In the house next door in the other direction, James Caskey had turned into an old man. Yet he was supremely happy in raising his nephew Danjo, now fourteen. Danjo loved James and never did anything that angered or disappointed his uncle. On the other hand, Danjo’s older brother and sister—Malcolm and Lucille—were problems to Danjo’s mother, Queenie Strickland. Malcolm was twenty and didn’t seem able to do much of anything. He had once got a job in Cantonement, but had lost it after only a week. Another job down in Pensacola lasted even less time. When he returned to his mother in Perdido, Malcolm begged Queenie to find him a place at the lumber mill. Now Malcolm was in charge of a chipper, but due to his inattention was in constant danger of losing one arm or both in the claws of that great, explosive machine. At eighteen, Lucille still simpered and whined, but had grown pretty in a pasty sort of way. She exhibited her modest charms
behind the candy counter in the Ben Franklin store and came home every day smelling of rancid popcorn oil. Both Lucille and Malcolm were concerned about the fact that they bore such menial positions. They were, after all, part of the all-powerful Caskey clan.
By owning the only industry in town, the Caskeys might have been considered to own the town itself. They didn’t live as if this were the case, however. In delicate consideration of the straitened circumstances of those around them in Perdido, the Caskeys did not display the wealth they assuredly had accumulated.
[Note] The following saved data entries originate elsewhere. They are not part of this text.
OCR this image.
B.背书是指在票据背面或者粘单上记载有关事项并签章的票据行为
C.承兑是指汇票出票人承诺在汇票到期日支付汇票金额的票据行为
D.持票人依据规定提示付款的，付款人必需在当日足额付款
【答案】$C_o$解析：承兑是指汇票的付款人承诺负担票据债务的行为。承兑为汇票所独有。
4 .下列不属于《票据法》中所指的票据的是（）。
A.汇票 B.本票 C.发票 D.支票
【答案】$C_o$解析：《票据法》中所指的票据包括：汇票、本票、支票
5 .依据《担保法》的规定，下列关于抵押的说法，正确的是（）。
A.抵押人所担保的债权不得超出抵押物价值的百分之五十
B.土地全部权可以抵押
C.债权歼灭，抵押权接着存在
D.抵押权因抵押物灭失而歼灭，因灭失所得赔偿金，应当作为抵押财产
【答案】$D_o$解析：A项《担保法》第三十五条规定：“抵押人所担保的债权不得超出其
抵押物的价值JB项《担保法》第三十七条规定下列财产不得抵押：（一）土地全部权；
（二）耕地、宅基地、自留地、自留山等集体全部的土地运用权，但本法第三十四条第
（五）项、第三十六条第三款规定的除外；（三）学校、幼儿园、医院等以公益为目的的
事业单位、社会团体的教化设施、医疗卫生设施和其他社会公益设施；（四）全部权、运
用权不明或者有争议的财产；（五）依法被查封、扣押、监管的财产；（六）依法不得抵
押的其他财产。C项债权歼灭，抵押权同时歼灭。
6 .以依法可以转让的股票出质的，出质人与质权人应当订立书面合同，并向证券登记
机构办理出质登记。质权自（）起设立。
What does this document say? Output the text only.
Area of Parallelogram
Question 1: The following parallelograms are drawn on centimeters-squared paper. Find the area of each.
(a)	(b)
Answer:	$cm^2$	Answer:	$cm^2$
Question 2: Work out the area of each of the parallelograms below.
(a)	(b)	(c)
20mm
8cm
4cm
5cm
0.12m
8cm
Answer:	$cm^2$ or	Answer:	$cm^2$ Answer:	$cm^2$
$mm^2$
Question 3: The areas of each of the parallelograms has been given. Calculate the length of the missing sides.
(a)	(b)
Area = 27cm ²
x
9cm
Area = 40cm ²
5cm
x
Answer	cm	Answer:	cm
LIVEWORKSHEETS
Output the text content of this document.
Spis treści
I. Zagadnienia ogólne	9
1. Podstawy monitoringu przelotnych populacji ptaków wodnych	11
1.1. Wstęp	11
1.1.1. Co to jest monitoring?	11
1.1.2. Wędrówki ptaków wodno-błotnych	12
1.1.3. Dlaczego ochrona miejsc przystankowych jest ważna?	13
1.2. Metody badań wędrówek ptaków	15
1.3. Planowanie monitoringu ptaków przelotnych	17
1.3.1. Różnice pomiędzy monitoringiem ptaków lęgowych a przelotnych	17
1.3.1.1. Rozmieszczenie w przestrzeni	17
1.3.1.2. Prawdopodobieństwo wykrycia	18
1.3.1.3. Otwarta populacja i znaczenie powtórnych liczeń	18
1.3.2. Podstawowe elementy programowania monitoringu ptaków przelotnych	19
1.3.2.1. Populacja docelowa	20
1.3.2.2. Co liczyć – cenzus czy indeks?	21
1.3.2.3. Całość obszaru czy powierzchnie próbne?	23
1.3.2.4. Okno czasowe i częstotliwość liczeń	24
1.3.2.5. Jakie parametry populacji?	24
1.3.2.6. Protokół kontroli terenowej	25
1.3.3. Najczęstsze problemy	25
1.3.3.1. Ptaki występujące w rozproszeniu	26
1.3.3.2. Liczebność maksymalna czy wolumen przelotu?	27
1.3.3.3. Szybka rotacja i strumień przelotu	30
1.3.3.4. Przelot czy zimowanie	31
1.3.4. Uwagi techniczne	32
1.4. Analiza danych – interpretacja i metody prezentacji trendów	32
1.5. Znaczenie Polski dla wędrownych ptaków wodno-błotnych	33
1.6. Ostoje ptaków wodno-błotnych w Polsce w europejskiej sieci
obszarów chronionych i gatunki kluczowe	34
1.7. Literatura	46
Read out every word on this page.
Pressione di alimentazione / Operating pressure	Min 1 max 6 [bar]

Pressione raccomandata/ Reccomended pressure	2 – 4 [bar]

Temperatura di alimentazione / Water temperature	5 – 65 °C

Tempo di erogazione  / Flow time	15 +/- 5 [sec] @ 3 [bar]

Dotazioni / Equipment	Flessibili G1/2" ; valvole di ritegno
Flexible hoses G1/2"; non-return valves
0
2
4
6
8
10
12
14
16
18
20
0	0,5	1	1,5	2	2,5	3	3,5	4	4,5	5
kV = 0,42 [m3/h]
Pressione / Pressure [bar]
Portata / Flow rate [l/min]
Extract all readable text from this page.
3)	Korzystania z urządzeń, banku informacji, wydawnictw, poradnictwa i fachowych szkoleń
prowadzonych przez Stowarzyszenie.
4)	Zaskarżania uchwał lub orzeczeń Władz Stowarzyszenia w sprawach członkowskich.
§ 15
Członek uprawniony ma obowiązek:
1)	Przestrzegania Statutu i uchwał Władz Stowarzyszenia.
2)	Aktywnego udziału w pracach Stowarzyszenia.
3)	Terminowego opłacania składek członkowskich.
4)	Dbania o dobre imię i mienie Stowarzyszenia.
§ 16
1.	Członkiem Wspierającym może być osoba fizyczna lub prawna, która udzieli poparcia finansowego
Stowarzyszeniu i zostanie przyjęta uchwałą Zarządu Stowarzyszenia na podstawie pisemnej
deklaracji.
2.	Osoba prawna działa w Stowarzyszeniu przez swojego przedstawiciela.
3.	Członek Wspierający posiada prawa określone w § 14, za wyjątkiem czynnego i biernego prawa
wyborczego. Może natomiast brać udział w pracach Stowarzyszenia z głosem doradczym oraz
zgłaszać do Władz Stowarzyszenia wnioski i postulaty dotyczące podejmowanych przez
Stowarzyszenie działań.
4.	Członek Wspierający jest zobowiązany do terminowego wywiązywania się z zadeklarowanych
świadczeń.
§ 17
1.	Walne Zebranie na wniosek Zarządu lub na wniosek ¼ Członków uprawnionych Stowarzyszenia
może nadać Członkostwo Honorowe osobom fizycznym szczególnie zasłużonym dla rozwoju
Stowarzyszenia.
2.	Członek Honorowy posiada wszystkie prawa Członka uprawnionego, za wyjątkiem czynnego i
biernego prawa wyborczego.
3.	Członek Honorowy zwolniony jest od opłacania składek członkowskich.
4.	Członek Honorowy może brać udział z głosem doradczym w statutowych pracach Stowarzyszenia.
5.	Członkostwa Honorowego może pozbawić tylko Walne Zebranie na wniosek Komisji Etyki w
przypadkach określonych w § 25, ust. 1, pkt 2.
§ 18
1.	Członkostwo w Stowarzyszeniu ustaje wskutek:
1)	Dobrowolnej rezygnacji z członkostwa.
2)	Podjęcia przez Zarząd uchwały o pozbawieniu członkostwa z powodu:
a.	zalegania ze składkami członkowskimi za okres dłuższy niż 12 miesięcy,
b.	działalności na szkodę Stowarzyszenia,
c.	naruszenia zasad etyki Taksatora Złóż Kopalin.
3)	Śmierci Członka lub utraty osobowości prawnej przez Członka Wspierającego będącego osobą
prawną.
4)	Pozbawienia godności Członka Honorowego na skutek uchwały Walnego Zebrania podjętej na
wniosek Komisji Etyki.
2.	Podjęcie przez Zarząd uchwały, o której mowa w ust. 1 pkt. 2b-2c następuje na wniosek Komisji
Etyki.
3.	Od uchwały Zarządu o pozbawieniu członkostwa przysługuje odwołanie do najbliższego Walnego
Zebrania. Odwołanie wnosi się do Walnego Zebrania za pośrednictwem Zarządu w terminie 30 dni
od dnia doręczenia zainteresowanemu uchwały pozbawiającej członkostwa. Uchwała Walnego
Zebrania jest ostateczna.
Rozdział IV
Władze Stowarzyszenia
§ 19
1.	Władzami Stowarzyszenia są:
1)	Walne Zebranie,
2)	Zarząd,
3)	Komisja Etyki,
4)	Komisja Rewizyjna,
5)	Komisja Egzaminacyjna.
The worst part of the Depression was over, and they had come through it. To survive was to have done well, particularly in this distressed part of the country. The Turk and DeBordenave lumber mills, in operation for decades, had been shut down, and their machinery, land, and employees had been absorbed by the expanding Caskeys. After Mary-Love’s death James had turned over the entire operation of the mill to his nephew Oscar. James no longer went to his office, but simply sat out on his porch all day long with his sister-in-law Queenie.
Oscar had played a close game with the mills in the past few years, taking careful advantage of the small opportunities that occasionally came his way. Every penny of the money he made was put back into the mills for expansion, modernization, or acquisition of forested land. By 1938, the Caskeys were rich in their holdings. Yet the mill, the window-and-sash plant, and the factory for the production of fence posts, utility poles, and railroad ties—all in peak condition and possibly the most technologically advanced in the country—were operating at perhaps no more than a quarter of their capacity. Workers frequently were sent home at noon, but received a full day’s pay. The Caskeys now owned nearly a third of a million acres of forest in five Alabama and Florida counties, but cutters never had to venture farther than five miles from town because orders were so few. Sister and James needed but little money to live on, for their lives were quiet. Yet even for that little they were forced to go to Oscar, who gave them what they needed in cash of small denominations. This arrangement seemed strange to Sister and James, for the Caskey households had never been restricted in such a manner. James finally asked Oscar if he was sure that he was pursuing the right course with their money and their mill holdings, to which Oscar replied, “Every penny is invested.”